There is currently no use for any isotope of berkelium outside basic scientific research. Berkelium-249 is a common target nuclide to prepare still heavier transuranic elements and transactinides, such as lawrencium, rutherfordium and bohrium. It is also useful as a source of the isotope californium-249, which is used for studies on the chemistry of californium in preference to the more radioactive californium-252 that is produced in neutron bombardment facilities such as the HFIR.
A 22 milligram batch of berkelium-249 was prepared in a 250-day irradiation and then purified for 90 days at Oak Ridge in 2009. This target yielded the first 6 atoms of tennessine at the Joint Institute for Nuclear Research (JINR), Dubna, Russia, after bombarding it with calcium ions in the U400 cyclotron for 150 days. This synthesis was a culmination of the Russia-US collaboration between JINR and Lawrence Livermore National Laboratory on the synthesis of elements 113 to 118 which was initiated in 1989.
The nuclear fission properties of berkelium are different from those of the neighboring actinides curium and californium, and they suggest berkelium to perform poorly as a fuel in a nuclear reactor. Specifically, berkelium-249 has a moderately large neutron capture cross section of 710 barns for thermal neutrons, 1200 barns resonance integral, but very low fission cross section for thermal neutrons. In a thermal reactor, much of it will therefore be converted to berkelium-250 which quickly decays to californium-250. In principle, berkelium-249 can sustain a nuclear chain reaction in a fast breeder reactor. Its critical mass is relatively high at 192 kg; it can be reduced with a water or steel reflector but would still exceed the world production of this isotope.
Berkelium-247 can maintain chain reaction both in a thermal-neutron and in a fast-neutron reactor, however, its production is rather complex and thus the availability is much lower than its critical mass, which is about 75.7 kg for a bare sphere, 41.2 kg with a water reflector and 35.2 kg with a steel reflector (30 cm thickness).
Little is known about the effects of berkelium on human body, and analogies with other elements may not be drawn because of different radiation products (electrons for berkelium and alpha particles, neutrons, or both for most other actinides). The low energy of electrons emitted from berkelium-249 (less than 126 keV) hinders its detection, due to signal interference with other decay processes, but also makes this isotope relatively harmless to humans as compared to other actinides. However, berkelium-249 transforms with a half-life of only 330 days to the strong alpha-emitter californium-249, which is rather dangerous and has to be handled in a glove box in a dedicated laboratory.
Most available berkelium toxicity data originate from research on animals.
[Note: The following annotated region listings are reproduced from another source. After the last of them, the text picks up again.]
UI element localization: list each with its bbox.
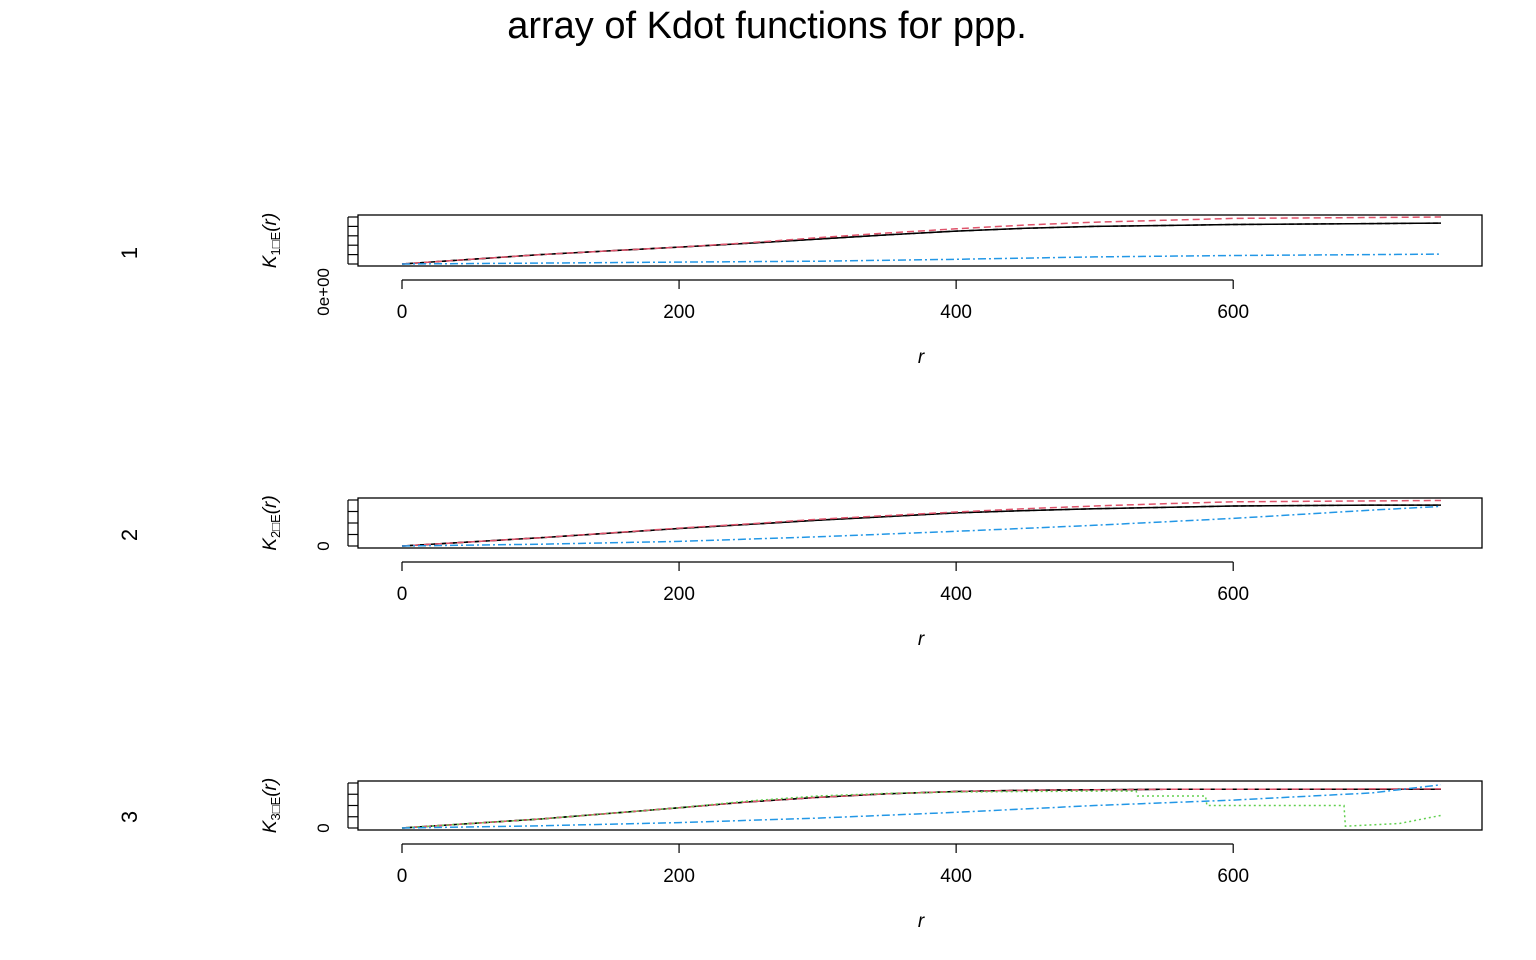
series-line-4: [401, 790, 1442, 829]
x-axis-label: r: [918, 347, 925, 368]
series-line-1: [401, 504, 1441, 547]
y-axis-label: K2□E(r): [260, 495, 283, 550]
x-tick-label: 200: [663, 866, 695, 887]
x-tick-label: 600: [1217, 302, 1249, 323]
row-label: 1: [117, 247, 142, 259]
figure-title: array of Kdot functions for ppp.: [507, 5, 1027, 47]
plot-frame: [357, 214, 1483, 267]
x-tick-label: 400: [940, 584, 972, 605]
series-line-4: [401, 505, 1442, 547]
series-line-1: [401, 222, 1442, 265]
x-axis-label: r: [918, 911, 925, 932]
row-label: 2: [117, 529, 142, 541]
series-line-1: [401, 788, 1441, 829]
series-line-3: [401, 499, 1442, 547]
y-axis-label: K1□E(r): [260, 213, 283, 268]
y-label-main: K: [260, 537, 281, 551]
panel-3: 3 K3□E(r) 0 0 200 400 600 r: [117, 778, 1483, 932]
x-tick-label: 200: [663, 584, 695, 605]
x-tick-label: 0: [397, 584, 408, 605]
series-line-3: [401, 788, 1441, 829]
y-label-main: K: [260, 254, 281, 268]
panel-2: 2 K2□E(r) 0 0 200 400 600 r: [117, 495, 1483, 650]
x-axis-label: r: [918, 629, 925, 650]
series-line-5: [401, 784, 1442, 829]
x-tick-label: 200: [663, 302, 695, 323]
row-label: 3: [117, 811, 142, 823]
series-line-3: [401, 216, 1442, 265]
y-label-arg: (r): [260, 778, 281, 797]
y-label-sub: 1□E: [268, 231, 283, 255]
y-label-sub: 2□E: [268, 514, 283, 538]
y-label-arg: (r): [260, 213, 281, 232]
x-tick-label: 0: [397, 866, 408, 887]
x-tick-label: 600: [1217, 584, 1249, 605]
series-line-4: [401, 253, 1442, 265]
x-tick-label: 400: [940, 302, 972, 323]
y-label-arg: (r): [260, 495, 281, 514]
x-tick-label: 400: [940, 866, 972, 887]
y-label-sub: 3□E: [268, 796, 283, 820]
series-line-2: [401, 504, 1441, 547]
y-axis-label: K3□E(r): [260, 778, 283, 833]
y-tick-label: 0: [314, 823, 333, 832]
x-tick-label: 0: [397, 302, 408, 323]
y-tick-label: 0e+00: [314, 268, 333, 316]
series-line-2: [401, 788, 1441, 829]
series-line-2: [401, 222, 1442, 265]
plot-frame: [357, 780, 1483, 831]
y-label-main: K: [260, 819, 281, 833]
panel-1: 1 K1□E(r) 0e+00 0 200 400 600 r: [117, 213, 1483, 368]
y-tick-label: 0: [314, 541, 333, 550]
x-tick-label: 600: [1217, 866, 1249, 887]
Upon ingestion by rats, only about 0.01% berkelium ends in the blood stream. From there, about 65% goes to the bones, where it remains for about 50 years, 25% to the lungs (biological half-life about 20 years), 0.035% to the testicles or 0.01% to the ovaries where berkelium stays indefinitely. The balance of about 10% is excreted. In all these organs berkelium might promote cancer, and in the skeletal system its radiation can damage red blood cells. The maximum permissible amount of berkelium-249 in the human skeleton is 0.4 nanograms.